L’Igas et l’IGESR saluent de plus les efforts réalisés en prévention, dans la lutte contre le tabagisme. «  Le plan cancer 3 a joué un rôle décisif dans l’adoption d’un programme national de réduction du tabagisme en 2014 ». Il a ainsi participé à la baisse de la consommation observée actuellement. Autre axe, la qualité de vie pendant et après la maladie. Le plan cancer 3 a contribué au développement de la chirurgie ambulatoire, à l’amélioration des techniques de radiothérapie, au droit à l’oubli, et à la préservation de la fertilité. Enfin, la prise en charge des cancers de l’enfant a aussi connu « des avancées majeures », grâce à une augmentation notable du budget alloué à ce domaine.   Des échecs, voire des régressions Mais, « dans un certain nombre de domaines, les réalisations du plan cancer 3 ne sont pas à la hauteur des enjeux » soulignent les auteurs du rapport. Pour les dépistages organisés...

 qu’il s’agisse du cancer du sein, du cancer du col de l’utérus ou du cancer colorectal, « la mission considère qu’il s’agit d’un échec », avec des résultats « très loin des objectifs du plan ». Le parcours du malade demeure complexe avec des difficultés d’accès aux soins de support (ex. conseils diététiques, activité physique adaptée, soins esthétiques) et parfois des ruptures. Les cancers de mauvais pronostic restent un problème majeur. Les enjeux de soins palliatifs et de fin de vie étaient quasi absents du plan, de même que l’évaluation des séquelles causées par un cancer. Enfin, « la réduction des inégalités, qui était une des deux priorités transversales du plan, progresse mais de façon dispersée et insuffisamment structurée tant sur les inégalités sociales que territoriales » affirment les auteurs. Plus encore, ces derniers soulignent des « régressions constatées pendant la mise en œuvre du plan » dans certains domaines. Cela concerne particulièrement la prévention, et en particulier la lutte contre l’alcool, qui est pourtant responsable de 8% des cancers et de 16 000 décès annuels par cancer. « Outre le fait que le plan manquait singulièrement d’ambition dans la lutte contre l’alcool, la période est marquée par plusieurs régressions dans cette lutte (dont l’assouplissement de la loi Evin) » s’indignent les auteurs du rapport. La consommation d’alcool n’a quasiment pas baissé et  la France reste parmi les plus gros consommateurs de l’OCDE. « Cette situation requiert l’adoption d’une politique publique ambitieuse de prévention du risque alcool, comme le réclamait déjà la Cour des comptes en 2016 » insistent l’Igas et l’IGESR. En dehors de l’amiante, la lutte contre les expositions professionnelles a aussi connu des reculs avec, en particulier, le retrait en 2017 des risques chimiques des critères de pénibilité du compte professionnel de prévention. Autre problème majeur : les délais d’accès à l’IRM, avec une situation qui s’est détériorée est-il écrit dans le rapport. En outre, « de réels problèmes d’accessibilité sont constatés tant pour les médicaments que pour les actes innovants malgré une forte augmentation des dépenses dans ce domaine. La réalité de l’accessibilité aux médicaments innovants est en régression et source de fortes inégalités sur le territoire ».

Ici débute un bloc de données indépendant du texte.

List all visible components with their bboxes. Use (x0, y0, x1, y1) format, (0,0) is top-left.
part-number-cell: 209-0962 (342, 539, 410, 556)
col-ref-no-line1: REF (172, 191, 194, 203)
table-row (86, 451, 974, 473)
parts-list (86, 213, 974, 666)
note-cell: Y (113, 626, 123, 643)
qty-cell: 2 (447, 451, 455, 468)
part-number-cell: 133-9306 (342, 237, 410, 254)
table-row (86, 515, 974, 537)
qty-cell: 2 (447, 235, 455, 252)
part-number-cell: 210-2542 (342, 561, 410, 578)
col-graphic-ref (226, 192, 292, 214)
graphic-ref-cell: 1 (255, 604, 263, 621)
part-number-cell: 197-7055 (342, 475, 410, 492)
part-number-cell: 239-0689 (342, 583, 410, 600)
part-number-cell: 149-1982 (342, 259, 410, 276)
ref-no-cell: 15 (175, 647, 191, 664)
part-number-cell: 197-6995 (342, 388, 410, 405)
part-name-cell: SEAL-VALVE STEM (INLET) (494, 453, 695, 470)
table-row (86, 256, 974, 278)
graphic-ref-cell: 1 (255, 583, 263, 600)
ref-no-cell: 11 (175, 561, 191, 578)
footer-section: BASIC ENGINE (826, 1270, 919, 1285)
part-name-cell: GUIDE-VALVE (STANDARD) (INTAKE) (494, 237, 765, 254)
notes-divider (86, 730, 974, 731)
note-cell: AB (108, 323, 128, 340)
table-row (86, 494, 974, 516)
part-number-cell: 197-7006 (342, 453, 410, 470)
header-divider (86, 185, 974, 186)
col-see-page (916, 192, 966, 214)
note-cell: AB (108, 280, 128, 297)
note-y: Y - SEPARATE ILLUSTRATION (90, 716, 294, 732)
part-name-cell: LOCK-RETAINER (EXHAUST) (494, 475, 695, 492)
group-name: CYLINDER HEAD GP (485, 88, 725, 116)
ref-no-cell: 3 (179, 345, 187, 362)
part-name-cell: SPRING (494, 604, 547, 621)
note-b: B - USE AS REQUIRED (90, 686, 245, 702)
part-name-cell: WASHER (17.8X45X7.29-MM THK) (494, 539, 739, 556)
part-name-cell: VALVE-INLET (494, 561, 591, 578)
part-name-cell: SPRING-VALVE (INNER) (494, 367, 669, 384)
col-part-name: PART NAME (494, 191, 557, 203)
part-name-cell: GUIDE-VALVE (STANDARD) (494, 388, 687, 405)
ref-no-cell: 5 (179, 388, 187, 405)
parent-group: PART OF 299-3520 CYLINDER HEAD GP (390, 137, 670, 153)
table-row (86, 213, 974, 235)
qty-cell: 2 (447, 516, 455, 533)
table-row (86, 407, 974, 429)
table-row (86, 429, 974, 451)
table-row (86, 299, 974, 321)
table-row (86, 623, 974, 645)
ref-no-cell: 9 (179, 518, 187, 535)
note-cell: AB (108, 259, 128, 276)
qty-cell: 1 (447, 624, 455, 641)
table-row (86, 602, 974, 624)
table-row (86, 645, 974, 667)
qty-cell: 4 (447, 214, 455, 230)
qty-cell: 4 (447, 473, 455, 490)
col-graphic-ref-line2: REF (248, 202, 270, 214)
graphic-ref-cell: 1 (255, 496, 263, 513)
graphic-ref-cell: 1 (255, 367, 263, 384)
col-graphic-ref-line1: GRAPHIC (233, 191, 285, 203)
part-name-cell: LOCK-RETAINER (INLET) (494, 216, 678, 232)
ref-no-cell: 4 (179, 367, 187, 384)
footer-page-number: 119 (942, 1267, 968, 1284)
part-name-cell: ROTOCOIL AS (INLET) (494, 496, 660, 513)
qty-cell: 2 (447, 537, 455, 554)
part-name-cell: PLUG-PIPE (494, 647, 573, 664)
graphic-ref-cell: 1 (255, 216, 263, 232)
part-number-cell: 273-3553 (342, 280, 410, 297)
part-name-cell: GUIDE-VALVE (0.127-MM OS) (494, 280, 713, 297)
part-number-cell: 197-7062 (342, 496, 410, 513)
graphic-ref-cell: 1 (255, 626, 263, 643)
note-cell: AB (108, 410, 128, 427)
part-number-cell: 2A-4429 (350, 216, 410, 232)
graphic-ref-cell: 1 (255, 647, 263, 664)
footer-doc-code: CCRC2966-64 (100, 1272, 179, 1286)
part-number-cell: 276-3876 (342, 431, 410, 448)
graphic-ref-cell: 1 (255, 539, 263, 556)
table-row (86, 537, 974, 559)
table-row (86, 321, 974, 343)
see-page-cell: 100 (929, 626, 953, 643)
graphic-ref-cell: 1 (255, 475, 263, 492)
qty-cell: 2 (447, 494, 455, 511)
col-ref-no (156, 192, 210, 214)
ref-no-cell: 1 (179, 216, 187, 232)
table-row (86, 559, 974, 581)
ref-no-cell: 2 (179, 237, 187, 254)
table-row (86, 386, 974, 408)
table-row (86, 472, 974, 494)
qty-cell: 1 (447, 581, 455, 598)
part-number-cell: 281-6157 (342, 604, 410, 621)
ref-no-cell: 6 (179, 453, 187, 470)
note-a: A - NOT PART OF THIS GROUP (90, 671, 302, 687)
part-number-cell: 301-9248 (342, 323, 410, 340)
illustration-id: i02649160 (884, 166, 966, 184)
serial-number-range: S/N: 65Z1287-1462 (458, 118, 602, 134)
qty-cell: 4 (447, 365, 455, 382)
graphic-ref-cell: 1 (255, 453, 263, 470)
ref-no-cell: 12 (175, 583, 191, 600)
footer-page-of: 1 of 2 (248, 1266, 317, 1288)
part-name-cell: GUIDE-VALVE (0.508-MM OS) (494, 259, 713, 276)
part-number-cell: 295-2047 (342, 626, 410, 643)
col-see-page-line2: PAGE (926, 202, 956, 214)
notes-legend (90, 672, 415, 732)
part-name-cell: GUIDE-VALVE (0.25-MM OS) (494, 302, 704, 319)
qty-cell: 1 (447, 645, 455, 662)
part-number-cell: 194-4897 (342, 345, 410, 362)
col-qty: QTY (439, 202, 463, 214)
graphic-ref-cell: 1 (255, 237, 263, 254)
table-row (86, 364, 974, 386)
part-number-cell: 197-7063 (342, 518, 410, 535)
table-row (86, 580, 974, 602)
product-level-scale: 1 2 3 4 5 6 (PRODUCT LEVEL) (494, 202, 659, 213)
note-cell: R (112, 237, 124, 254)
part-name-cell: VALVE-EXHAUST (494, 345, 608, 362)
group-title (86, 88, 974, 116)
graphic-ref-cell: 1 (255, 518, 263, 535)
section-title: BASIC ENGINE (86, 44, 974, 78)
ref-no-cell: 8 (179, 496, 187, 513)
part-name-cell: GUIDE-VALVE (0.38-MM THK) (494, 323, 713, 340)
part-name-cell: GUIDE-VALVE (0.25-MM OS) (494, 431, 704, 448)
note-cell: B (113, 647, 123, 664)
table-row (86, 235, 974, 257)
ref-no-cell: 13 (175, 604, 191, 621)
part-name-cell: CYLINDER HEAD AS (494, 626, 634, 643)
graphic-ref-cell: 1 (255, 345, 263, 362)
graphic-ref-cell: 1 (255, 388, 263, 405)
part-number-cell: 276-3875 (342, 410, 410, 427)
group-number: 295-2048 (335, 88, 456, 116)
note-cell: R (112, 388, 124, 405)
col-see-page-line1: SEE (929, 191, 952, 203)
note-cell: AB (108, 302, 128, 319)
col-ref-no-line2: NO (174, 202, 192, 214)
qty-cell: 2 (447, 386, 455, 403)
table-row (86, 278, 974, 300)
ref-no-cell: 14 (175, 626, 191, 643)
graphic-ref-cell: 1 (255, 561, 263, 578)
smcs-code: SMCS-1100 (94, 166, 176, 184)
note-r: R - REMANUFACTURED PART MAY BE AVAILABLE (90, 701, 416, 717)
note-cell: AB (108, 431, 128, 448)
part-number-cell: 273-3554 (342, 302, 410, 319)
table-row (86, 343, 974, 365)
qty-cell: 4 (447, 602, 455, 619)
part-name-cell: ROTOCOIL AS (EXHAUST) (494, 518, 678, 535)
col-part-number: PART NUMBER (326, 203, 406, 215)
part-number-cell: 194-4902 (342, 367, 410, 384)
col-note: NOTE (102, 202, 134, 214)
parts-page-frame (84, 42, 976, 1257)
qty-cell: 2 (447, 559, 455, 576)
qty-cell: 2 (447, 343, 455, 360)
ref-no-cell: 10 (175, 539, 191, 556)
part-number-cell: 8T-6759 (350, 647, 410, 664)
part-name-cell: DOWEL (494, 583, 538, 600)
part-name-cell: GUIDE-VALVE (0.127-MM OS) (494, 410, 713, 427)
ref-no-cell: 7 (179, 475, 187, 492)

  Des « priorités plus affirmées » Pour réussir la prochaine stratégie décennale de lutte contre les cancers en cours de construction, la mission Igas/IGESR propose  de s’appuyer sur divers leviers : une meilleure évaluation et répartition des ressources financières, une gouvernance dynamisée avec mise en place d’un comité d’orientation stratégique placé auprès du comité de pilotage interministériel, et une plus grande implication des régions de façon à lutter contre les inégalités. L’organisation globale devrait comprendre une définition des principales orientations pour les dix ans, accompagnée d’un plan d’action détaillé à trois ans, suivi lui-même chaque année. Pour les auteurs de cette évaluation, il est important de suivre ces recommandations « quitte à prévoir moins de priorités, mais des priorités plus affirmées ».